MCAS/MCAD is basically a really crazy type of allergy. Mast Cells are involved in fighting off foreign invaders, and perhaps their greatest claim to fame is that they release Histamine (yick), which of course is the bane of allergy sufferers everywhere.

But the thing is, they can actually release a ton of other biochemicals. Like up to 200 different ones that we know of. And these biochemicals can trigger all sorts of responses in all sorts of organ systems.

We've sort-of known about this for awhile because of a type of cancer called Mastocytosis, where your body is creating too many Mast Cells. But in just the past 10 years we've started to find that even if you can have the appropriate number of Mast Cells, they can become super over-reactive; responding to things they should just ignore, and releasing all sorts of chemical "mediators" that they shouldn't be releasing.

No Bueno.

I want to stress that this is not something I've been diagnosed with yet. But I have already been tested for it, and I have a big trip on the horizon to a specialist in Atlanta to discuss test results and diagnosis/treatment options.

It's the best lead we've had in a long time, and it's hard not to get too excited about a potential answer for what's been going on.

But whether or not this turns out to be the culprit, I wanted to put together some resources that might be able to help others in finding a diagnosis, or in learning more about what a friend or family member might be going through.




A couple caveats: 

It's new enough that finding easy-to-read sources that are also easily vetted for accuracy is sort-of tough. Many of the healthcare mainstays just have a paragraph or two under the Mastocytosis heading.
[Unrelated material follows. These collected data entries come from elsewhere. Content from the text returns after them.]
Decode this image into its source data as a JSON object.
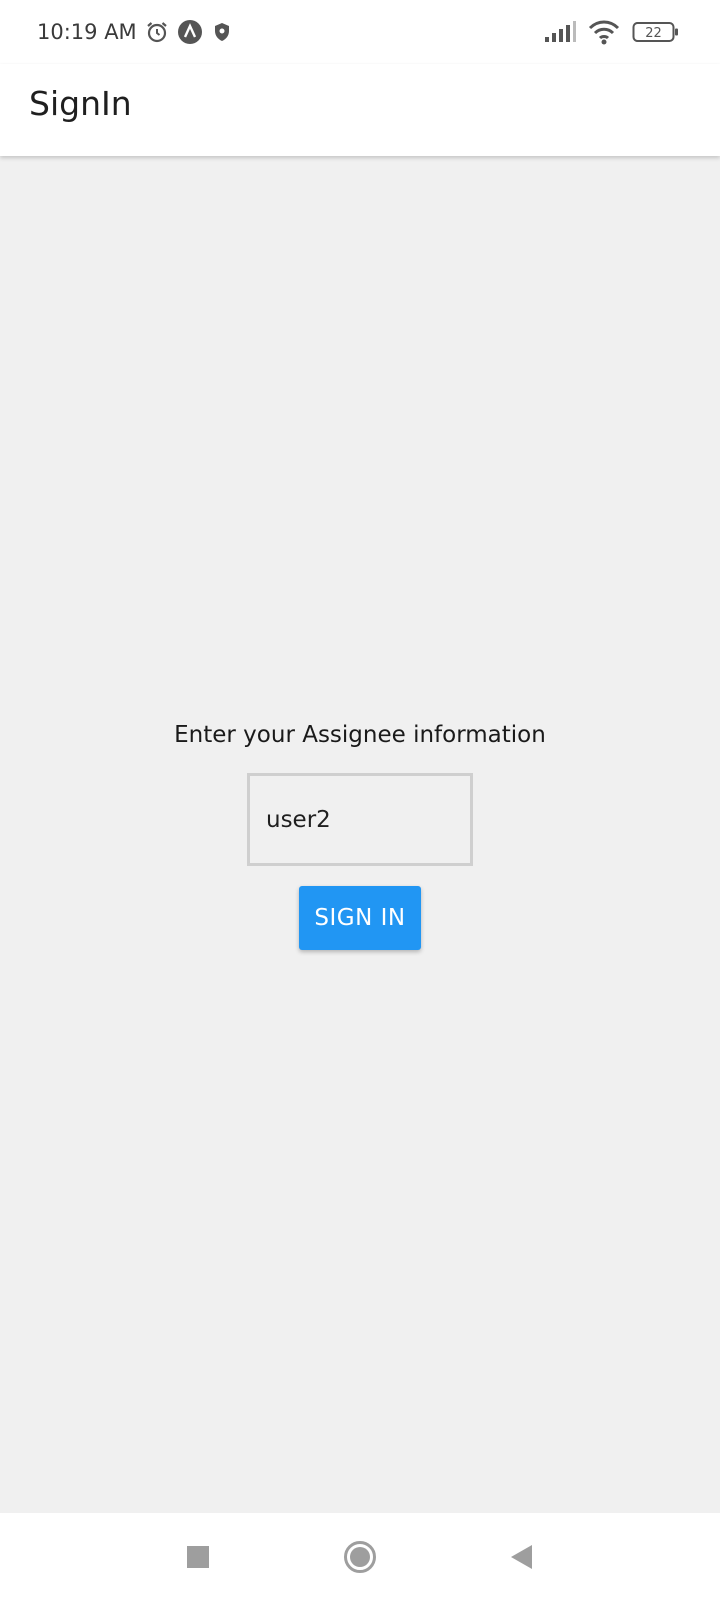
{
  "status_bar": {
    "time": "10:19 AM",
    "battery_level": "22",
    "icons": [
      "alarm-icon",
      "app-notification-icon",
      "shield-icon",
      "signal-icon",
      "wifi-icon",
      "battery-icon"
    ]
  },
  "app_bar": {
    "title": "SignIn"
  },
  "form": {
    "prompt": "Enter your Assignee information",
    "assignee_value": "user2",
    "sign_in_label": "SIGN IN"
  },
  "colors": {
    "accent": "#2196f3",
    "background": "#f0f0f0",
    "input_border": "#cfcfcf"
  },
  "nav_bar": {
    "buttons": [
      "recents-icon",
      "home-icon",
      "back-icon"
    ]
  }
}
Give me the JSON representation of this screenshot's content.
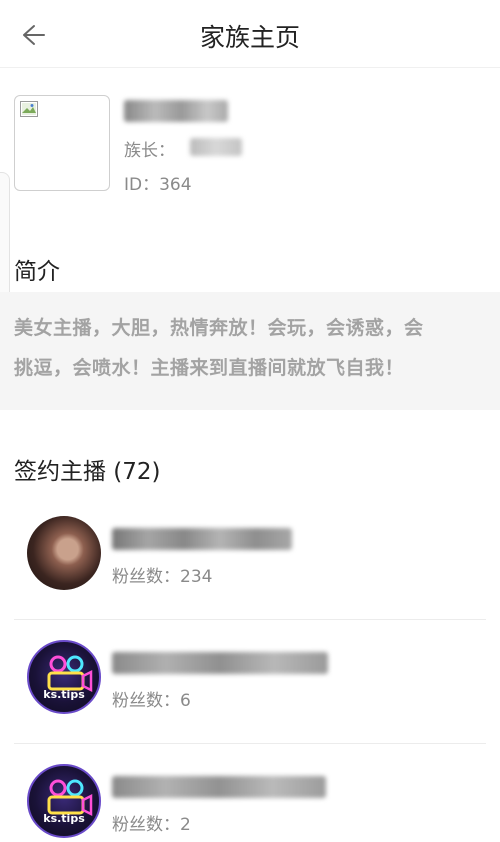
{
  "header": {
    "title": "家族主页",
    "back_icon": "arrow-left-icon"
  },
  "family": {
    "leader_label": "族长：",
    "id_label": "ID：",
    "id_value": "364"
  },
  "intro": {
    "heading": "简介",
    "line1": "美女主播，大胆，热情奔放！会玩，会诱惑，会",
    "line2": "挑逗，会喷水！主播来到直播间就放飞自我！"
  },
  "anchors": {
    "heading": "签约主播 (72)",
    "items": [
      {
        "fans_text": "粉丝数：234",
        "avatar": "photo"
      },
      {
        "fans_text": "粉丝数：6",
        "avatar": "ks-tips-logo",
        "logo_text": "ks.tips"
      },
      {
        "fans_text": "粉丝数：2",
        "avatar": "ks-tips-logo",
        "logo_text": "ks.tips"
      }
    ]
  },
  "colors": {
    "text_primary": "#222222",
    "text_secondary": "#8a8a8a",
    "intro_bg": "#f5f5f5",
    "intro_text": "#a3a3a3"
  }
}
Also, it doesn't really have a good niche it lives in, in the medical world. Doctors who specialize in MCAS tend to be Hematologists or Allergists, but your average allergist probably won't have seen it before.
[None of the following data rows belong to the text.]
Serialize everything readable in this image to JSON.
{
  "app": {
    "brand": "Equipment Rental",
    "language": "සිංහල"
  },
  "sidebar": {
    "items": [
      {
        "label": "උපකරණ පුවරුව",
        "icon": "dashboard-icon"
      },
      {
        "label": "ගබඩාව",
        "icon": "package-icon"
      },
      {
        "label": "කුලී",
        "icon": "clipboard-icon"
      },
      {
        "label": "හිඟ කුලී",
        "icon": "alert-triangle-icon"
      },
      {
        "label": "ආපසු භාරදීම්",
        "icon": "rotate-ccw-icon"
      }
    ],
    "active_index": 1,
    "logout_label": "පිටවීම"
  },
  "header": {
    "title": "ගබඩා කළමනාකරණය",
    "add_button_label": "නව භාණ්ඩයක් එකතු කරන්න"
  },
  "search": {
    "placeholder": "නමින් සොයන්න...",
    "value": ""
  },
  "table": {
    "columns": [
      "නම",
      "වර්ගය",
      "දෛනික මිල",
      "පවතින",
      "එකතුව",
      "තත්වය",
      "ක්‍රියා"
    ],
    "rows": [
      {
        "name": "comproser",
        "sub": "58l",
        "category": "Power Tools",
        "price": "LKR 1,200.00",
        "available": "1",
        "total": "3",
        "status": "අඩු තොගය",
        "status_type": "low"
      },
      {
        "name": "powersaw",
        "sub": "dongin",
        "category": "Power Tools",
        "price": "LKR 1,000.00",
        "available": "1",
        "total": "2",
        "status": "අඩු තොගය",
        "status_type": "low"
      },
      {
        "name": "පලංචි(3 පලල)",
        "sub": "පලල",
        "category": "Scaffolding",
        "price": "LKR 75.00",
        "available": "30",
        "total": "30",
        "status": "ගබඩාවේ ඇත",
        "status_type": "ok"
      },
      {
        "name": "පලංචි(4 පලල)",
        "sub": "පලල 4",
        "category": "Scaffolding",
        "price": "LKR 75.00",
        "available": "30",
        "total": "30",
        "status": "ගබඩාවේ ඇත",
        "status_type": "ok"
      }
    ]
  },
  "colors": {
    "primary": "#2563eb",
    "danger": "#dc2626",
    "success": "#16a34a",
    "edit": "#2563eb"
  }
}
One last note: things to watch as the research progresses -- there seems to be some sort of link between MCAS and Hypermobility issues (specifically a certain type of Ehlers-Danlos Syndrome) and also MCAS and Autism. 

It's too early to say for sure, but doctors and patient-communities have both noticed what seem to be weirdly coincidentally high correlations. And there's also a working theory that a subset of Chronic Fatigue Syndrome patients might actually be MCAS patients 'in hiding'.


MCAS Resources:


Never Bet Against Occam by Dr Afrin - A book written by one of the leading experts, detailing how he came to recognize the underlying physiology that was happening in his patients, and filled with case studies and examples of the many ways MCAS can 'present' and can impact patients' lives.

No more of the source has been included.